Fully defined industry standards for mobile email may never become a reality, just as there is no single standard platform for corporate email systems. But according to IT managers, mobility solutions providers, and device makers, the move toward quasi-standardization -- i.e., a broad range of interoperability across various devices and operating systems beyond the Blackberry -- has gathered steam in recent months.

"As other platforms, like Good, Visto, Seven, and Nokia become more commonplace," notes Daniel Taylor, managing director of the Mobile Enterprise Alliance, "Blackberry will become Balkanized and will be forced to interoperate."

A powerful combination
There are plenty of recent headlines to back up that contention. Consider:

  • Nokia Corp. (NYSE: NOK) today completed its acquisition of mobile applications developer Intellisync Corp. (Nasdaq: SYNC), creating a powerful combination of a dominant phone manufacturer and a maker of email software that will run on any platform and any device. (See Nokia Wraps Up Intellisync Buy.)

  • Attempting to make its operating system a de facto standard for mass-market mobile email, Symbian this week announced a "validation program" that will provide software support and an approval stamp for vendors offering mobile-phone applications running on Symbian's OS. (See Symbian Cuts OS License Fees.)

  • Oracle Corp. (Nasdaq: ORCL)'s latest Collaboration Suite, released last fall, includes support for "Push-IMAP," a protocol that allows unified messaging – i.e., the delivery of email to a variety of wireless devices over public networks.

  • Open-source developer Funambol this week released an open-source mobile email platform, Funambol v.3, that works over Blackberries, Microsoft Windows Mobile devices, and WAP-enabled phones. (See Email Gets Open-Source Push.)

  • Running on Windows Mobile 5.0, Motorola Inc. (NYSE: MOT)'s Q handheld, wireless email device hits the enterprise market this quarter, joining a raft of new devices offering alternative, non-proprietary mobile devices. (See CES: Moto's Slim RIM Killer?)


In isolation, each of these is simply a move to capture a wider slice of a market with huge upside potential. Datamonitor released a report last November calculating that the potential market for mobile email comprises some 260 million enterprise users. Taken together, they describe a business growing beyond an early-adopter, monoculture environment to a more diverse ecosystem of devices and software that all work with each other.

Device driven
"Our view is that the nature of mobile email is going to change, and change rapidly," says Simon Garth, Symbian's London-based VP of marketing. "Today it's about buying a specialist device to do a specialist job; in a short space of time, it will be about a feature readily available on your mobile phone -- email will be just another service you sign up for on your mobile."

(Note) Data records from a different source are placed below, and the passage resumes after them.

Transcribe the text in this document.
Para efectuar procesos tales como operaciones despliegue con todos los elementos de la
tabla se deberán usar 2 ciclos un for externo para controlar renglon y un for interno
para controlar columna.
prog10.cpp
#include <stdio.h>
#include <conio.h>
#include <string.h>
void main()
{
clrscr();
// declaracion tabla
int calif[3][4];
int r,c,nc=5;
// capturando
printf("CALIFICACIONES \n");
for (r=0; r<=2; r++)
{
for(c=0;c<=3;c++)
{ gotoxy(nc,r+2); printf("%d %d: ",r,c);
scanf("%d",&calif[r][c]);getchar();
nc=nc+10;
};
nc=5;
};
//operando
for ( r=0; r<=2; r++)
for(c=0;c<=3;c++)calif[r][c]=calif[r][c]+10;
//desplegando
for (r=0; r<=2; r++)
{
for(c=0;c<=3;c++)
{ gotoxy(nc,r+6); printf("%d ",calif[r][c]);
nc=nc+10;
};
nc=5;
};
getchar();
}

"What's driving the market are the devices," adds Alex Zaltsman, a partner at New Jersey-based IT services firm Exigent Technologies, which he says has around 50 mobile email customers. All but two or three now using Treos rather than Blackberries. "Five years ago, when RIM was the only game in town, it was just a matter of choosing which Blackberry you wanted to get. Now other manufacturers are coming out with interesting devices that are as portable as the Blackberry, but have more multimedia features, better Web browsing, and are able to run a variety of different applications."

Ultimately, an open-standards environment makes sense for carriers, device makers, applications developers -- and for enterprise customers.

"The majority of mobile phone applications are still inside this walled garden," observes Dave Rosenberg, CTO of San Francisco investment research firm Glass Lewis, "and sooner or later that's going to have to go away."

"Software has to work with all carriers," Rip Gerber, Intellisync's chief marketing officer, told a press roundtable in London in January. "People will want any application to work on any device on any network. Open standards will drive down costs. As the market matures, the technology will have to open up."

And it means that, regardless of the outcome of its long-running legal battle, RIM -- which was founded in 1984 and has enjoyed a virtual monopoly since introducing the Blackberry in 1998 -- may find itself in the unusual position of having to adapt.